Ok, that's really enough for +1 pts, but not for more, because real answer requires abstracting from probability.
(Original conditions had eggs instead these spheres, because I can't imagine what kind of eggs it could be)
So, there's the full answer from me :
It is very simple to determine the minimum height of drop: if you drop it from position above that mark, sphere breaks, if from lower - it does not. For example if the answer is 45, you can only figure this out by dropping it from 45 and 44 floors.
+1 pts - 1 or 2 drops. Easy mode, if it is possible for sphere to break even falling from 1st floor, it is only 1 throw, but that would be too easy, right? This is usually not a variant as it has no practical meaning.
+2 pts - 98 drops. Normal mode. It is implied that range of floors is from 2 to 99, because floors 100 and 1 are out of range. So, for minimum reliable result we have to test every floor from 2 to 99 to find out, and number of throws always will be between 2 and 98.
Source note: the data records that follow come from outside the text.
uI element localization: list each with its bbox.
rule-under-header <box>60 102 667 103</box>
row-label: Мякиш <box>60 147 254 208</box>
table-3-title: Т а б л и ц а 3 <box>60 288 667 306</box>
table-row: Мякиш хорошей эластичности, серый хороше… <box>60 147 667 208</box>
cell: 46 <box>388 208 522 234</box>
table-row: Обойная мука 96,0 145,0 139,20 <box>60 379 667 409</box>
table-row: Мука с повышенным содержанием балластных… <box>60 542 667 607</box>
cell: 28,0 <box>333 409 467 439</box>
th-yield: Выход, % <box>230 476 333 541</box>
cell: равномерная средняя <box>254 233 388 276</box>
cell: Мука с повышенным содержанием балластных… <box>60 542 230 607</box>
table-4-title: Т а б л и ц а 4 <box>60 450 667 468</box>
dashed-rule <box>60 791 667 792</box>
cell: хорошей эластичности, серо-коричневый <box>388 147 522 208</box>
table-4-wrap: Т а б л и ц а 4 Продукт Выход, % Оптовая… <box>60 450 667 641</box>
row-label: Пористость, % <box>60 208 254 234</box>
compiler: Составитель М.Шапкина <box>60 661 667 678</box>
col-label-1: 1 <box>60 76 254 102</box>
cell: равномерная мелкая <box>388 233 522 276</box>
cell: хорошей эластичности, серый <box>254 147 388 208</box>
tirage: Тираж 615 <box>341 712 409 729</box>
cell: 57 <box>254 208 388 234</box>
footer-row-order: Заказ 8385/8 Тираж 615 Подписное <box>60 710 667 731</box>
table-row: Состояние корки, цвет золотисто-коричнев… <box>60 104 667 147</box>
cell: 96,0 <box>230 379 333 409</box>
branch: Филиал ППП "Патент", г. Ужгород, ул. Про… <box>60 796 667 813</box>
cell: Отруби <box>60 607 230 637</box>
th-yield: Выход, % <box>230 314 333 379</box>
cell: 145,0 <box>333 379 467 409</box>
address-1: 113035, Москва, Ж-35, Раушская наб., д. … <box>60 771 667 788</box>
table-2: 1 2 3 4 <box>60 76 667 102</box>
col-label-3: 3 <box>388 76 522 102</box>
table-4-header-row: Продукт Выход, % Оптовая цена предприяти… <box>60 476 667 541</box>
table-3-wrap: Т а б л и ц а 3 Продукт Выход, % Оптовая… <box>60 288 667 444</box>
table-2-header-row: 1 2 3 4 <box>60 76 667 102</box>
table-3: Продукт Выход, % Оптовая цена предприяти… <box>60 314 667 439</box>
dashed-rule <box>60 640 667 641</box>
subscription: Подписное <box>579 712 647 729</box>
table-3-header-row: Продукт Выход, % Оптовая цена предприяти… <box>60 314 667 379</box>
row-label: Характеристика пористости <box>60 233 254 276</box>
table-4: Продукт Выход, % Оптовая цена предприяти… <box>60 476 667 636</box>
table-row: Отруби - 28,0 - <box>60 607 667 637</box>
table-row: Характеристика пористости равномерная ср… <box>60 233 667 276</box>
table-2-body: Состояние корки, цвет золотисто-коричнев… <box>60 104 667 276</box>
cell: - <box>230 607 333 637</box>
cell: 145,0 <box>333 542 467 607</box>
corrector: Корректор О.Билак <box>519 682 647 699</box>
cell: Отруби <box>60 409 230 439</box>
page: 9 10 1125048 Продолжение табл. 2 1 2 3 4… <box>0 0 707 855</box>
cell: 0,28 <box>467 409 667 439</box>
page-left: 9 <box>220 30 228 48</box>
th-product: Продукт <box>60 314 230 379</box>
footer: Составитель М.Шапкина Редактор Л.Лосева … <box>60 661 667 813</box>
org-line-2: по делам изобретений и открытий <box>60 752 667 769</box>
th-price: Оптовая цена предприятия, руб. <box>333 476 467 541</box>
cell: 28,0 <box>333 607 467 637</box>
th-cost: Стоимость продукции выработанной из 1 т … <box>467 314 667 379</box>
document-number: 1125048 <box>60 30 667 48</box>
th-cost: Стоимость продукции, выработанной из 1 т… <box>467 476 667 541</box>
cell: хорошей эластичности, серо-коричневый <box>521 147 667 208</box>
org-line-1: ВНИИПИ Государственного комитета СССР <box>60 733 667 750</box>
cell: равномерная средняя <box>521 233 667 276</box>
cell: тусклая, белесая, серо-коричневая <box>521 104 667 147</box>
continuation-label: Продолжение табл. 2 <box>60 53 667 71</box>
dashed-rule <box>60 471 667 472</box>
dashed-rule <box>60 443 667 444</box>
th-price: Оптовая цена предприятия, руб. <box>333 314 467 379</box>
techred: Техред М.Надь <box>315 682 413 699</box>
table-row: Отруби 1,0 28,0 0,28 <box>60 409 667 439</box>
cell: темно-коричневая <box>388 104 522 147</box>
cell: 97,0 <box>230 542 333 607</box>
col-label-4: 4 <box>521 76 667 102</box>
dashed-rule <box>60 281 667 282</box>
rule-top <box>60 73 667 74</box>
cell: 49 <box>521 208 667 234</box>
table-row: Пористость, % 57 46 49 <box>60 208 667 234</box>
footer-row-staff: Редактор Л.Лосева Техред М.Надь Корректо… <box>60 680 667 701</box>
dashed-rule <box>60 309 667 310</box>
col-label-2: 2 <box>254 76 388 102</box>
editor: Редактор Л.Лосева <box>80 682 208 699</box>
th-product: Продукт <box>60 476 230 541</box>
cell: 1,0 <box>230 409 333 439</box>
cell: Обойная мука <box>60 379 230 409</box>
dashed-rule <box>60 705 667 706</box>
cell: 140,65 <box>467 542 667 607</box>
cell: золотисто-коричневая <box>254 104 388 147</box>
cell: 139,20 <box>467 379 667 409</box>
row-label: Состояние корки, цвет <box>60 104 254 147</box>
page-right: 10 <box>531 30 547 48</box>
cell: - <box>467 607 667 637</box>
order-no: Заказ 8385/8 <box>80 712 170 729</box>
+3 pts - 7 drops. Hard mode, a programmer's version, with optimized algorithm aka "finding lion in the desert". 1. Drop 1 sphere from floor 50. If it doesn't break the answer is between 50 and 100, if does, it's 1<<50. 2. We split the remaining interval in 2 equal parts (1<<25 and 26<<50 or 50<<75 and 75<<100) 3. Here's the tricky part: repeat 2 until last interval is only 1 floor. This will be the answer. 26 = 64 < 100 < 128 = 27
+4 pts - 2 drops Quantum bogosort algorithm. 1. Drop sphere from random floor. If it breaks, destroy the entire universe. 2. Drop it from the floor below it. If it does not break, destroy the entire universe. 3. The universes that survive, have the right answer.
Ok, here's another puzzle. Anyone can have a go. Remember to put answers in spoiler tags.
Let's say I give you 1000 coins and 10 jars. Your task will be to distribute the coins into these jars and seal them, so that if I ask for any number of these coins, you shall be able to give me one or more jars that together contain the number of coins that I asked for. Can it be done, and how would you distribute the coins?
I think I might have the first part right: 1: 1c 2: 1c 3: 2c 4: 5c 5: 10c 6: 20c But if I were to go on, I wouldn't use all 1000 coins. So I don't know.
Quote (Billy Mayes)
Hey, I'm 12 years old, so could you ask me some questions too? I want to test my intelligence as well. smile Pop culture allowed too, but not very hard questions about that.
Easy: What is the name of the game I largely enjoy involving evolution? Medium: How much daily Calcium does an entire large bag of Goldfish have in it? Hard: What did I name my art project?